Building an IoT Application Using an HTTP API

For years the world has been abuzz with IoT devices. These devices range from alarm clocks that show the current weather to refrigerators that list the prices of nearby groceries. Whatever the specifics, these devices rely on APIs to communicate with data sources. But how exactly do we connect the messages, data, and devices?

In this post, we’ll show you an example of how to design and model data for an IoT device. We’ll use the M5Stack—a small, modular IoT device with a display screen—and connect to the API for the New York City Metropolitan Transportation Authority (NYC MTA) to render the latest subway times for various stations.

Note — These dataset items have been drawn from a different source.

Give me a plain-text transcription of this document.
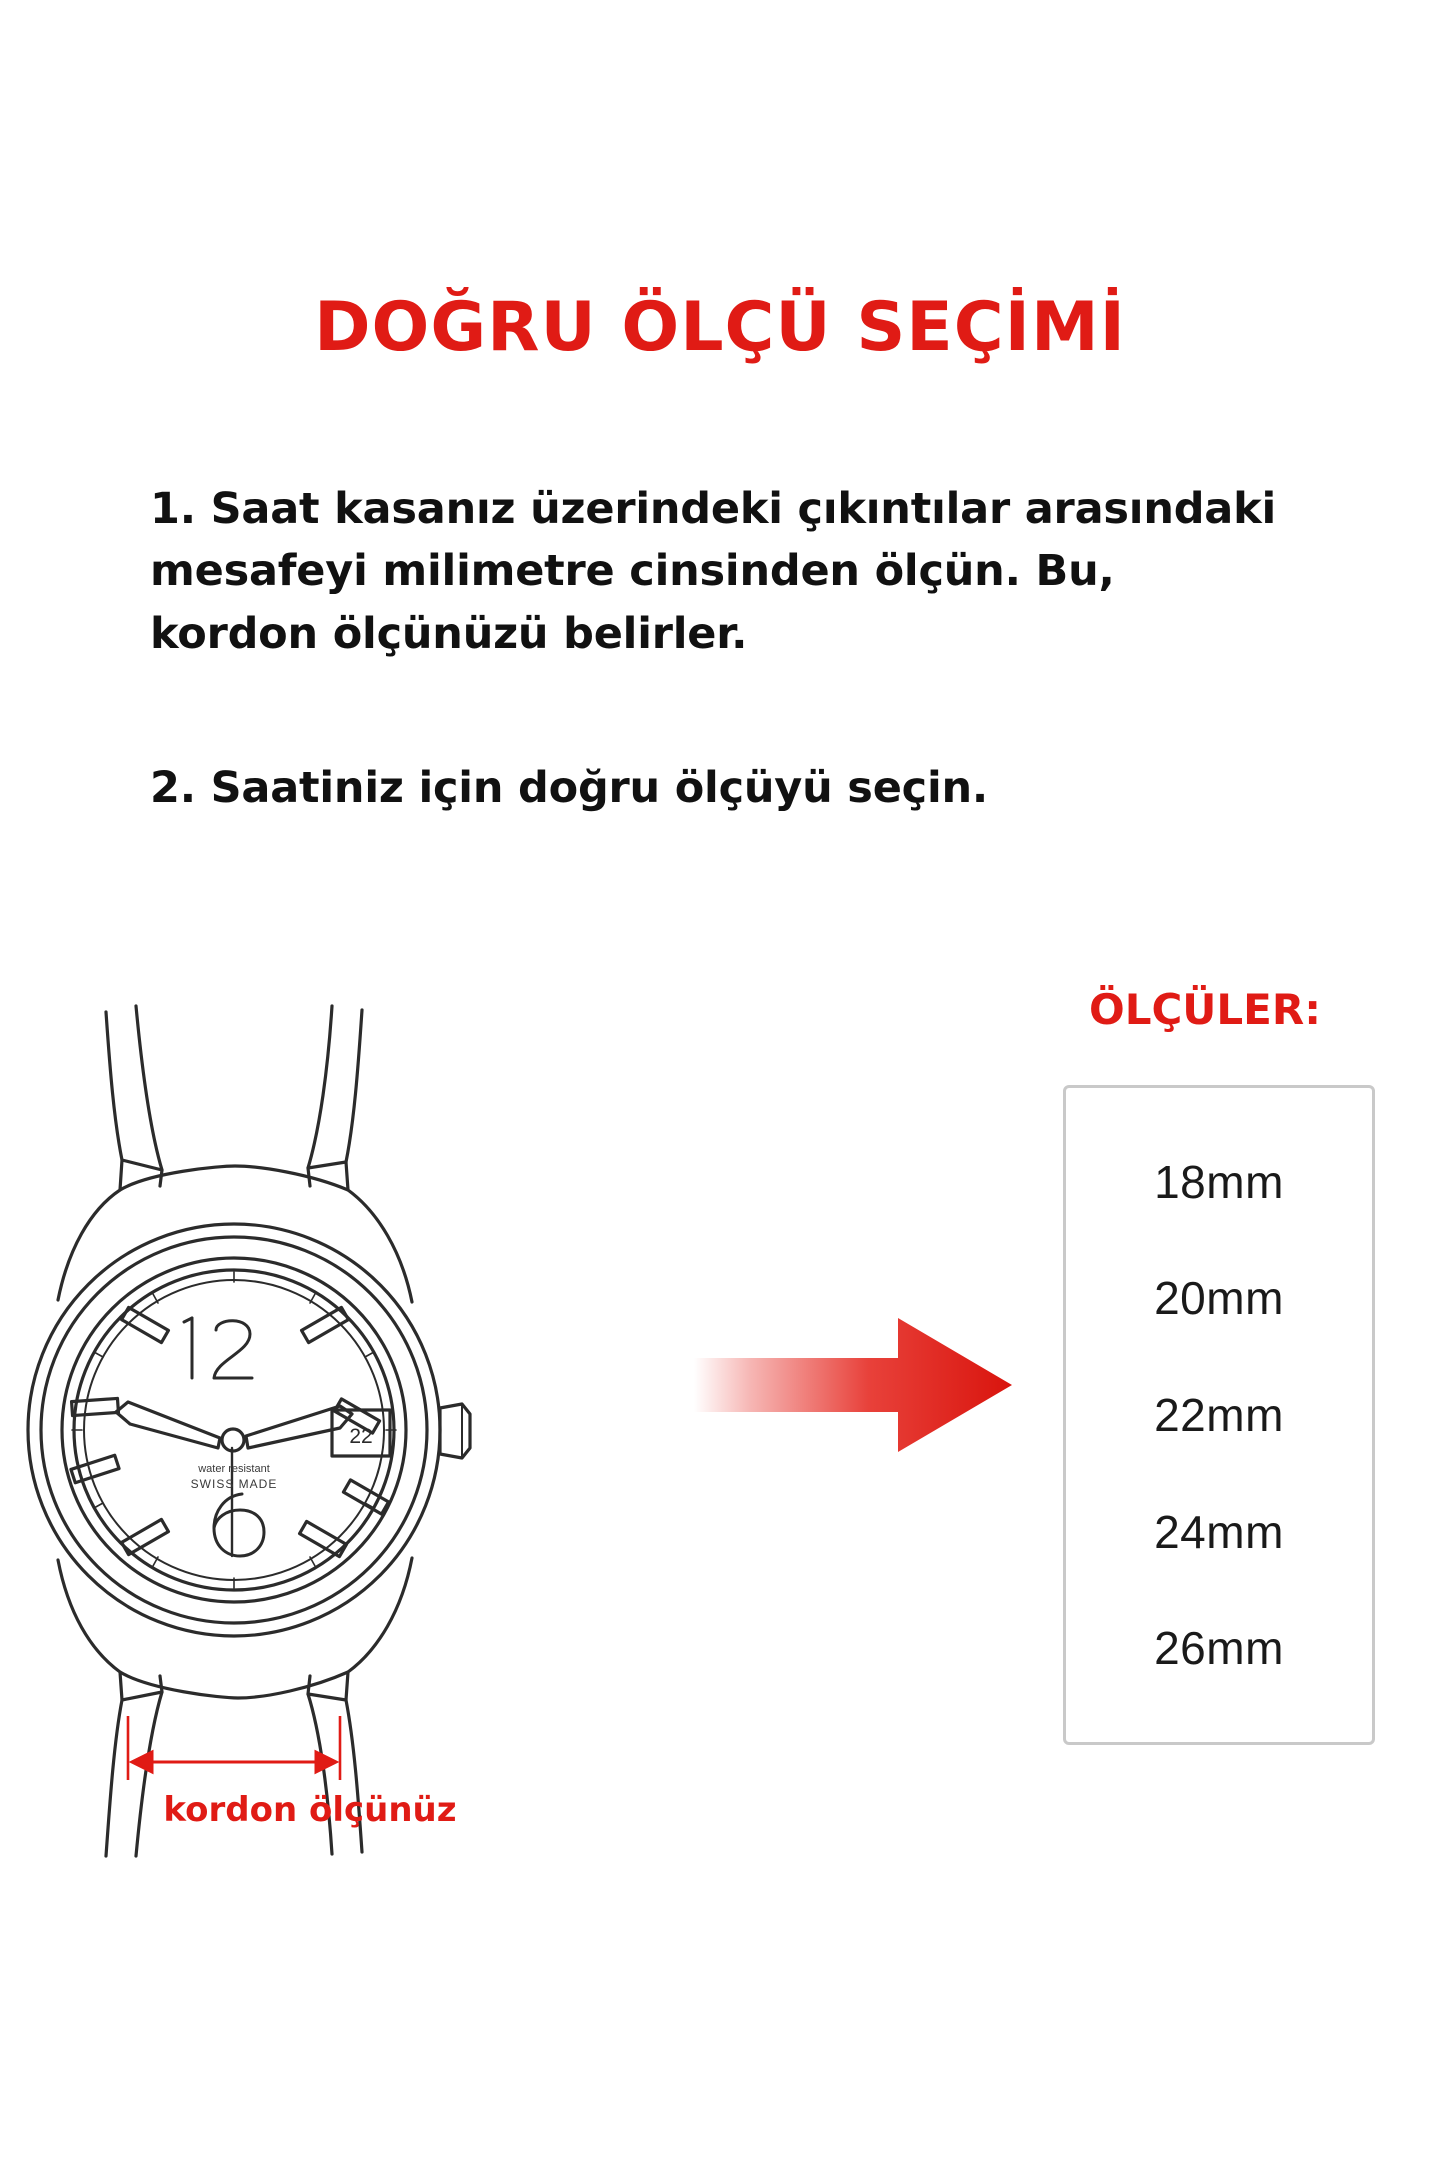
DOĞRU ÖLÇÜ SEÇİMİ
1. Saat kasanız üzerindeki çıkıntılar arasındaki mesafeyi milimetre cinsinden ölçün. Bu, kordon ölçünüzü belirler.
2. Saatiniz için doğru ölçüyü seçin.
water resistant
SWISS MADE
22
kordon ölçünüz
ÖLÇÜLER:
18mm
20mm
22mm
24mm
26mm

While we’ll focus on the M5Stack, the concepts we’ll discuss will apply to designing an IoT application across a wide variety of devices.

So let’s get started!

Prerequisites

In this tutorial, we’ll focus on the bigger conceptual ideas around how to request data from an API. Some knowledge programming will be very helpful. Although you don’t need an M5Stack, if you do have one, then you can follow along and upload the finished project on your own device.

With that in mind, you can download the VS Code IDE and the M5Stack plugin. If you’ve never booted an M5Stack before, follow their guide to set up WiFi and the necessary firmware. For this project, we’ll use Python 3, which is the main programming language that the M5Stack uses.

You’ll need to sign up for an NYC MTA developer account for a free Developer’s API key to access their real-time subway data.

Lastly, you should sign up for a free Gravitee account to use the API designer, which will make it easier to visualize and understand the data flow in your API calls!

The source material for this project was inspired by this open-source project, so go ahead and star that repository if it’s been helpful.

Designing the API Interaction

Before writing a single line of code, let’s take a step back and consider what sort of information we need to complete this project:

  • Information about the relevant subway stations
  • Which trains pass through those stations
  • The latest real-time data about those trains

According to the documentation, the API is separated into static data feeds and real-time data feeds.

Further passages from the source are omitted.